Sistem Evolusi Tingkat Dewa di Akhir Zaman Badut 2436kata 2026-03-04 14:57:42

Semua orang terdiam sejenak, namun segera menampilkan ekspresi bingung dan tidak mengerti. Kak Yang langsung berkata, “Tidak mungkin. Gudang bawah tanah kita ini cukup tersembunyi, dan tempat ini sudah lama tidak pernah mengalami gelombang zombie besar-besaran. Apa kamu tidak salah?”

Zhou Biao juga menunjukkan sikap meremehkan, ia mencibir dan berkata, “Benar juga, malam ini di luar sangat tenang. Aku sudah membawa orang melewati beberapa titik, bahkan satu zombie pun tidak terlihat. Mana mungkin ada gelombang zombie?”

“Kalau tidak percaya, terserah. Pokoknya tempat ini sudah tidak bisa lagi digunakan, yang tidak mau mati segera pindah.”

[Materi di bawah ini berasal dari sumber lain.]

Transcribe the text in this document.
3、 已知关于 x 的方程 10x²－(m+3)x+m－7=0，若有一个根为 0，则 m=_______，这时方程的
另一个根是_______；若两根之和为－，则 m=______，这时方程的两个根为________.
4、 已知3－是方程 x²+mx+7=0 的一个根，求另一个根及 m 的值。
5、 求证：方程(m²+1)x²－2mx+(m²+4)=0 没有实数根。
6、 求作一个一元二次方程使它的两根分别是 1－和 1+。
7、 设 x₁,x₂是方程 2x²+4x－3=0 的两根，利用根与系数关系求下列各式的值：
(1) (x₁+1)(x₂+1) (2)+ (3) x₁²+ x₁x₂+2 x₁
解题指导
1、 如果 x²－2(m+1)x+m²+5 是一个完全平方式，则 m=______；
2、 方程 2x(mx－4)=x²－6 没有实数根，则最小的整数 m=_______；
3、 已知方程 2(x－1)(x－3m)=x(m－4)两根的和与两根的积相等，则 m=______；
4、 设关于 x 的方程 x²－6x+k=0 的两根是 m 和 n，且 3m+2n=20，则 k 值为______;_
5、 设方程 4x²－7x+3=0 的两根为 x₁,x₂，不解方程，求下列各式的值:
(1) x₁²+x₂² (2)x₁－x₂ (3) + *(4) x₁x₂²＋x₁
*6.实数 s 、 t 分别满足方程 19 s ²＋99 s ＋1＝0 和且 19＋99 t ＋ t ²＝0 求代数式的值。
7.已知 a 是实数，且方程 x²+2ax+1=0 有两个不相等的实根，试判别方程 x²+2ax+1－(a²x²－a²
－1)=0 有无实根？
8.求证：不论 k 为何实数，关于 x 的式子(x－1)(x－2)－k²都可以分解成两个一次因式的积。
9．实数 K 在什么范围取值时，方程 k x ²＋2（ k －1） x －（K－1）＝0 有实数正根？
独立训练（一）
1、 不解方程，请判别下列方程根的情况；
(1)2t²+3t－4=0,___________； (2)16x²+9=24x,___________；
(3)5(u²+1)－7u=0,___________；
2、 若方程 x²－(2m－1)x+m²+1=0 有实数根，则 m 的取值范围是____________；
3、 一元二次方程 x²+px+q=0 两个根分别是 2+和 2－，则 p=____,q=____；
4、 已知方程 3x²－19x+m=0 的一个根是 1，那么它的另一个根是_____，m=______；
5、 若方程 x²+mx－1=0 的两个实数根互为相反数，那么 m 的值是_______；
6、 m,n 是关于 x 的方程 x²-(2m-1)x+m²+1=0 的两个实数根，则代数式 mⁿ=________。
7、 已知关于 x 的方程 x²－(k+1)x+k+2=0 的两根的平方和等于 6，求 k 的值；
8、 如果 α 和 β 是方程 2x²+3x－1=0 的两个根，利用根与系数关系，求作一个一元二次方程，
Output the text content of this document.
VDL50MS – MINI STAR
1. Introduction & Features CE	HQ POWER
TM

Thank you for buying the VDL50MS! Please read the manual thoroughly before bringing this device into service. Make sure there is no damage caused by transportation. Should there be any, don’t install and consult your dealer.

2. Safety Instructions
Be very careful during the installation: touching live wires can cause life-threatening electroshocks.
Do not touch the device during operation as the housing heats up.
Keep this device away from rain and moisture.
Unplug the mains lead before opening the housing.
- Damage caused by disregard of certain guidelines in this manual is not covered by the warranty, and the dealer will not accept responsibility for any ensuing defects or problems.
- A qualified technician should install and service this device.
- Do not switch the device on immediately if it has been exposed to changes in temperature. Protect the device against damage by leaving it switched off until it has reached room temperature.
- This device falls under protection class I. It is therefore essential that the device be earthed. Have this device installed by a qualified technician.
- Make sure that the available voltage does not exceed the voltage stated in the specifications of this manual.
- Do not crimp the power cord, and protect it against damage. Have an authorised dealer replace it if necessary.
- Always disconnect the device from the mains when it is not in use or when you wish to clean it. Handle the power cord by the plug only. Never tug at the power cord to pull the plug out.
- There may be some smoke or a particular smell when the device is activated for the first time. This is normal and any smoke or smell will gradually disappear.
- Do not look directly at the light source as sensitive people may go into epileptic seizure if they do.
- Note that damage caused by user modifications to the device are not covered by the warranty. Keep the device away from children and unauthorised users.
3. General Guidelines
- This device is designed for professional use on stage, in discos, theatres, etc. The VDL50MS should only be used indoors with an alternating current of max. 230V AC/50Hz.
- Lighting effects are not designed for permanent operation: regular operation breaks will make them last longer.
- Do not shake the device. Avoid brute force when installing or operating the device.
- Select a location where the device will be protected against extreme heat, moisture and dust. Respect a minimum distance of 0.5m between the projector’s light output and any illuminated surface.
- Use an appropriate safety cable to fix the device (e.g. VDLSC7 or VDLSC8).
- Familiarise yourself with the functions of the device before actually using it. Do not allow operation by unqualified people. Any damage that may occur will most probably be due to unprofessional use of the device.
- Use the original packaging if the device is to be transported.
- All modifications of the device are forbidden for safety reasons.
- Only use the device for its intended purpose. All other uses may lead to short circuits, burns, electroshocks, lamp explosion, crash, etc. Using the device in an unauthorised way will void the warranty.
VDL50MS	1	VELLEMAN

Meng Fan tak ingin membuang waktu dalam perdebatan. Meski dia heran mengapa sistem memberinya peringatan seperti itu, namun ia tahu pasti sistem tak mungkin menipu dirinya.

Melihat Meng Fan bersikeras hendak pergi, orang-orang pun mulai gelisah, masing-masing saling berbisik.

Kak Yang panik dan segera menghadang Meng Fan, “Apa yang kamu katakan benar? Seberapa yakin kamu?”

“Seratus persen!” Meng Fan menjawab tegas, lalu menghindari wanita itu dan mempercepat langkah menuju pintu keluar.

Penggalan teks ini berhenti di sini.